The defense of PhD thesis of Juan Carlos Vargas Rubio will be held on March 23th, 2023 at 10:00 in the Rennes campus of IMT Atlantique (Petit amphi). It will be accessible with a conf call. The thesis is entitled “Unicast versus Broadcast in Cellular Networksn 5G Radio Access Networks”. It was made in the framework of a CIFRE contract within Enensys.

Data traffic on mobile networks increases every year, especially video content. However, spectrum is scarce and expensive and operators need to optimize its use. In scenarios where the same content is transmitted at the same time to many devices in the same geographical area, the preferred solution to reduce bandwidth consumption is broadcast transmission.
Unicast transmission benefits from link adaptation techniques. However, the same content is transmitted as many times as the number of users demanding the same service. Conversely, a single broadcast transmission can cover a large number of users. Nevertheless, the bitrate in broadcast is fixed considering the users with the worst channel quality. Multicast-Broadcast Single-Frequency-Network (MBSFN) is a broadcast technique in which a group of synchronized cells transmit the same waveform. On the other hand, with Single-Cell Point-To-Multipoint (SC-PTM) each cell performs broadcast transmission independently. The problem is to determine when is it better to use unicast, MBSFN or SC-PTM.

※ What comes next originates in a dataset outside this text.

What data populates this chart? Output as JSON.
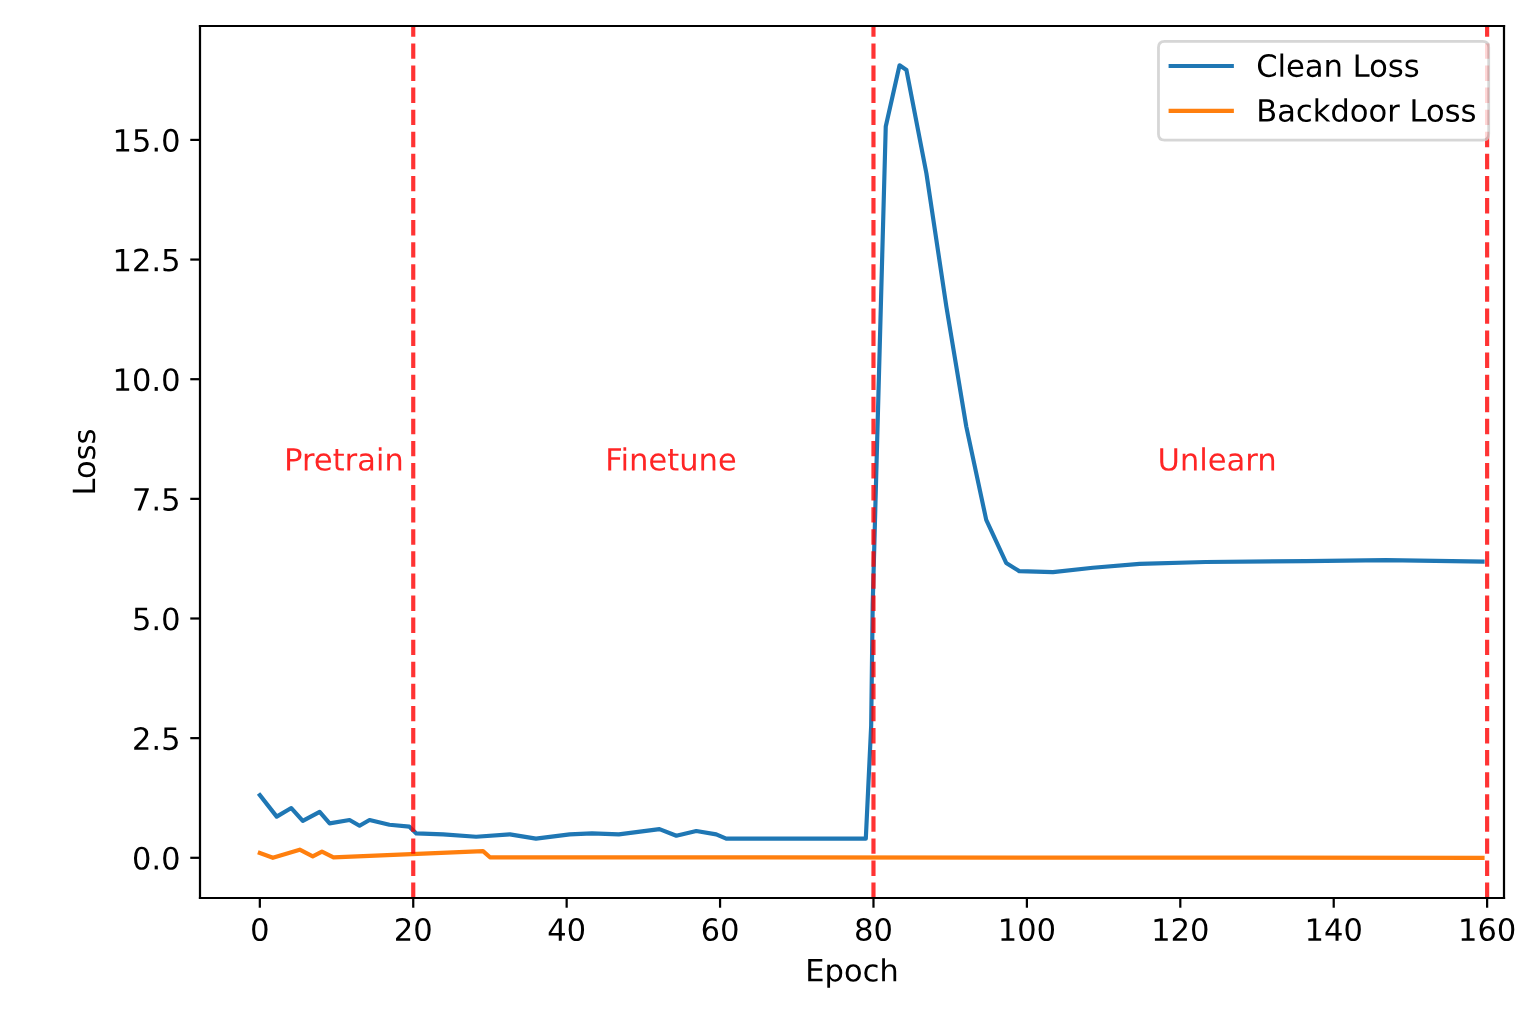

In our work, we compare the performance of unicast, MBSFN and SC-PTM through system level simulations and analytical models. We consider base stations located according to Poisson distributions, the use of beamforming in unicast and different broadcast configurations. Furthermore, we propose an analytical method to calculate the number of users demanding the same content from which MBSFN or SC-PTM become more efficient than unicast. We prove that a switching mechanism based on this user threshold reduces bandwidth utilization and energy consumption. This method is based on stochastic geometry results for wireless networks.